Metropolitan Museum of Art / CC0
Perhaps the alternative theory is more accurate. It has been suggested that, despite--or perhaps even because of--the wealth and high status of both men, they were selected for human sacrifice to appease the gods during times of poor harvests. From this point of view, the placement of the bodies in bog lakes becomes more significant--the two men were offerings to the earth goddess. This explanation is an attractive one, and Eamonn Kelly also believes that there was an element of human sacrifice in the murders. But if this was indeed the case, the question remains as to why the victims of a ritual intended to ensure the return of good harvests and sufficient food supplies were so evidently well-fed.
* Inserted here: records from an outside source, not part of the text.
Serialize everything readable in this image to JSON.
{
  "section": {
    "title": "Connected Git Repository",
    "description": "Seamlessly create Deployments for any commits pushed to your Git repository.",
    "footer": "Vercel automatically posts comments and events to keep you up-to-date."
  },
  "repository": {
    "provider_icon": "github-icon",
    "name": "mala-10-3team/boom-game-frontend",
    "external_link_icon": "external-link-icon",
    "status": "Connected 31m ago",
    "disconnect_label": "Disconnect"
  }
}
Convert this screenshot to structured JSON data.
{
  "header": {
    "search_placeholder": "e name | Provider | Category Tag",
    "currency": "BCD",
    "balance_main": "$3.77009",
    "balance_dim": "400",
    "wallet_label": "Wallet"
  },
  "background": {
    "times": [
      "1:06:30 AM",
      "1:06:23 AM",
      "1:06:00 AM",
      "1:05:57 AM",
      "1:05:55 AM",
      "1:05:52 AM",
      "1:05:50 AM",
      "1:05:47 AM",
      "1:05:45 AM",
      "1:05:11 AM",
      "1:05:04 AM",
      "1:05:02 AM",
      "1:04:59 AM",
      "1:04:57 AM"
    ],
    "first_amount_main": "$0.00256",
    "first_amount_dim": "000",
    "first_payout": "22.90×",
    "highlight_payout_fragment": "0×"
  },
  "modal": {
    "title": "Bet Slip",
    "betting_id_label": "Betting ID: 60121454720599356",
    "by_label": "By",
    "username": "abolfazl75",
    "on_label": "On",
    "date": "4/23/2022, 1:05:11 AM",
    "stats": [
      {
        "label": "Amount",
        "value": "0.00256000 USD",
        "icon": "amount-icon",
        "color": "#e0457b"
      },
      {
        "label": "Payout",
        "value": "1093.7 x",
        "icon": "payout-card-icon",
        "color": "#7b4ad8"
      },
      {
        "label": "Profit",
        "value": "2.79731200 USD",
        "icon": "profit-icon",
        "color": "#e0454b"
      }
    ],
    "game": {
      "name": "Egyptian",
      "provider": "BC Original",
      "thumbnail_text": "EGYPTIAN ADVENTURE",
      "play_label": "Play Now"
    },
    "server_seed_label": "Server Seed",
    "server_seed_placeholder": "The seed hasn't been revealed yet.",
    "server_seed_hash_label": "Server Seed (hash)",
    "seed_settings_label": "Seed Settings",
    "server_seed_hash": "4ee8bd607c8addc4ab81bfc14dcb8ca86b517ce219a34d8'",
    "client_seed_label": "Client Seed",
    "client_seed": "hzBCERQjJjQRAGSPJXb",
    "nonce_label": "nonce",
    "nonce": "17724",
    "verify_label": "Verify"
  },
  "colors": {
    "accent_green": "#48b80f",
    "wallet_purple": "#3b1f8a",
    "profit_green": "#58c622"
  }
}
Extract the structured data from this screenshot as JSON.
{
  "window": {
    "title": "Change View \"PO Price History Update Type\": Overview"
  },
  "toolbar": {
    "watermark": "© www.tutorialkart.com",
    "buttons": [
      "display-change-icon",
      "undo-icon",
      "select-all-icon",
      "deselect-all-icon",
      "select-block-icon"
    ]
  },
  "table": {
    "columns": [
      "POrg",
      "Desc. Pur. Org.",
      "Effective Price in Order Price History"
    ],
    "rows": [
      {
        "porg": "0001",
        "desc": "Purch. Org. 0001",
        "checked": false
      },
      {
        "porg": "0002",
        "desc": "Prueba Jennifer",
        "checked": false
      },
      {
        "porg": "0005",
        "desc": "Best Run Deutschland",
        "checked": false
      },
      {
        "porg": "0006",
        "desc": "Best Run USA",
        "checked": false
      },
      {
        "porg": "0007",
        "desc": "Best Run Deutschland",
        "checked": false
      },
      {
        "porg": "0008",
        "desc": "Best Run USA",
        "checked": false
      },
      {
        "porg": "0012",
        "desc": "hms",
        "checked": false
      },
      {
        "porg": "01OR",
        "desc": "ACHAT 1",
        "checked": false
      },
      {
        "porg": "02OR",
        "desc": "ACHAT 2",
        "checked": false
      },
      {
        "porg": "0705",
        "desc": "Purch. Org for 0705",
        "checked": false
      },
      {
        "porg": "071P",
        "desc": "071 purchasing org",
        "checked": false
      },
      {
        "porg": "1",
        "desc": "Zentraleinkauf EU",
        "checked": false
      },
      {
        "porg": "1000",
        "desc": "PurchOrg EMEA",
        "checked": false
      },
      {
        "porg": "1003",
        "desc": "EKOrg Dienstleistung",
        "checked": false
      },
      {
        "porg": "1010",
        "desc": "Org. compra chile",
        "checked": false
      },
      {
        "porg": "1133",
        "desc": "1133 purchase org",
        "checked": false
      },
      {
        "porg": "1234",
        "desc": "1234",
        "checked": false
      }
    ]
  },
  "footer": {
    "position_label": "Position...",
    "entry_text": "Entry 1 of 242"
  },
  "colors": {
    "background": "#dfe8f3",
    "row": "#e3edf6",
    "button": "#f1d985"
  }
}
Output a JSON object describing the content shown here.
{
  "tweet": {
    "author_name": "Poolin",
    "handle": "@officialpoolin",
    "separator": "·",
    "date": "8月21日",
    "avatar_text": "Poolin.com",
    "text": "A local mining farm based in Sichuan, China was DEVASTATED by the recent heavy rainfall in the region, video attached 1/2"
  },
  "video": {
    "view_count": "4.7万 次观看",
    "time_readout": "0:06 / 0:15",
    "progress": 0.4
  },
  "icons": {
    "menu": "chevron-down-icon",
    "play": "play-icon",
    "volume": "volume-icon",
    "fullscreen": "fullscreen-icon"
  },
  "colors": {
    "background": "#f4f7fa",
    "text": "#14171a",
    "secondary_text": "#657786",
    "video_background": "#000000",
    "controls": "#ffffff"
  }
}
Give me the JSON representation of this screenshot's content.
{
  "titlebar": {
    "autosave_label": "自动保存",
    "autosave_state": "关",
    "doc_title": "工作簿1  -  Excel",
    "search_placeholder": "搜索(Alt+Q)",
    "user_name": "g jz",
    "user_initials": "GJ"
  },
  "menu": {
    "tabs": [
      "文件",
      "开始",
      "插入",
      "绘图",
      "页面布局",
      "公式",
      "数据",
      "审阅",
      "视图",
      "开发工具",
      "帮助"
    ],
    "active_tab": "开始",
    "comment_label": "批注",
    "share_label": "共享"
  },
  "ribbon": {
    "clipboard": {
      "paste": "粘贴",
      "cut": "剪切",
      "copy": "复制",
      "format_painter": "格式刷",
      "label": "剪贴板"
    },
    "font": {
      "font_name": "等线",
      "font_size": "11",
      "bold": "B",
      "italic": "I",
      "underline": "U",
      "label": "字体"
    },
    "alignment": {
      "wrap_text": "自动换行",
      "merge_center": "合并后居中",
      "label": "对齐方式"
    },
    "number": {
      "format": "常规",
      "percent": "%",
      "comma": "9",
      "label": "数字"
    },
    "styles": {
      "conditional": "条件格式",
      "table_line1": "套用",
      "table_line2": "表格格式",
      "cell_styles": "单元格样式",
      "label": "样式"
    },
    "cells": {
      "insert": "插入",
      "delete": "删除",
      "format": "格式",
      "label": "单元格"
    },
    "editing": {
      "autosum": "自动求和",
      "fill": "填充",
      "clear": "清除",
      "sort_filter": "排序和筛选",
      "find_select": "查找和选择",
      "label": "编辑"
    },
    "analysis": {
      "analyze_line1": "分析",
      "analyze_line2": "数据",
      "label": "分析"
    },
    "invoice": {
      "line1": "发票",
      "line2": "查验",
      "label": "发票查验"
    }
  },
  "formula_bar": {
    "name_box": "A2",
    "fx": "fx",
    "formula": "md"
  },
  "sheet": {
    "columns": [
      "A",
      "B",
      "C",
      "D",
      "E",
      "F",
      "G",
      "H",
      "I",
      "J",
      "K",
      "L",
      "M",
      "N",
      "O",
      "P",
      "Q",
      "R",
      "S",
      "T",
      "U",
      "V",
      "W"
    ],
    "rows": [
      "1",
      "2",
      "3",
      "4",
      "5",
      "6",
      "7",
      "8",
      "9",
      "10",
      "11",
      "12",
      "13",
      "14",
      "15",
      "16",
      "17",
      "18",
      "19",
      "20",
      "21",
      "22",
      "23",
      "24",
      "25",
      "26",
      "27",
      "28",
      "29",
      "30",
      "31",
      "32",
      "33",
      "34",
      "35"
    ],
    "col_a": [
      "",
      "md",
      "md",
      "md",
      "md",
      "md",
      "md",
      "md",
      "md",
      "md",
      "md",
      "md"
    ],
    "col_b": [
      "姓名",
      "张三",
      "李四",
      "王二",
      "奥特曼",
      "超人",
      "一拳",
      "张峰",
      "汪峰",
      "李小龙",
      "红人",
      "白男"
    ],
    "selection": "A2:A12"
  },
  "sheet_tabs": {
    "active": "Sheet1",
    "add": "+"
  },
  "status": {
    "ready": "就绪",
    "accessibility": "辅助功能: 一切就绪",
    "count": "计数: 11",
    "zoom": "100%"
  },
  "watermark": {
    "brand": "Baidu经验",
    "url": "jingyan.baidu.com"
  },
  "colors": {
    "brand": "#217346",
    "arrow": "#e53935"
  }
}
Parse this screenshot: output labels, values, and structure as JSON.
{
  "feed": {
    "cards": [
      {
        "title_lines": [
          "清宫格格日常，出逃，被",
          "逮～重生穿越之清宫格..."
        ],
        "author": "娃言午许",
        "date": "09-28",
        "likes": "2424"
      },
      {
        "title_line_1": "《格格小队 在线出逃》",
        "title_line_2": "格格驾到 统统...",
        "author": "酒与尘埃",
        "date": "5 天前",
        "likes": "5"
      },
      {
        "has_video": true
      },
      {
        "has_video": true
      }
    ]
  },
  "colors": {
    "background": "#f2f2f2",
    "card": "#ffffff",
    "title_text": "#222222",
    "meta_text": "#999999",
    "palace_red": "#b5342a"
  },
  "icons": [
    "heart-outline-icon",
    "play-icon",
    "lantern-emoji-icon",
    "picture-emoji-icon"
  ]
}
Of course, religious notions do not always correspond closely to logic and there may have been a ritual significance to their last meals, but it is worth asking why they had such rich diets in times of scarcity.
It may well have been the case that neither Clonycavan nor Old Croghan Man were rulers or sacrificial victims. They could have been the collateral damage in dynastic struggles or tribal feuds--their murders being symbolic acts of violence intended to intimidate despised rival groups. It is also possible that these particular bog bodies do indeed bear the scars of ritual sacrifice, but that does not necessarily mean that such practices were common. Both men may have been taken hostage by groups that followed marginalised belief systems--cults in modern parlance--and put to death in ceremonies that may have seemed just as bizarre and horrific to society in general back then as they do to us today.
And there is another possibility. Considering that those who killed both Clonycavan Man and Old Croghan Man went to great lengths to dispose of the remains, dumping them at the bottom of bog lakes where they were unlikely to be found again, it is clear that they wanted no evidence of the deed to remain. Bogs were not used as a source of fuel by the Irish until at least the 16th-century, once the process of deforestation on the island was more or less complete, and nobody at that time could have foreseen either the preservation or re-emergence of the bodies. It is possible, then, that both are the victims of simple, old-fashioned murder.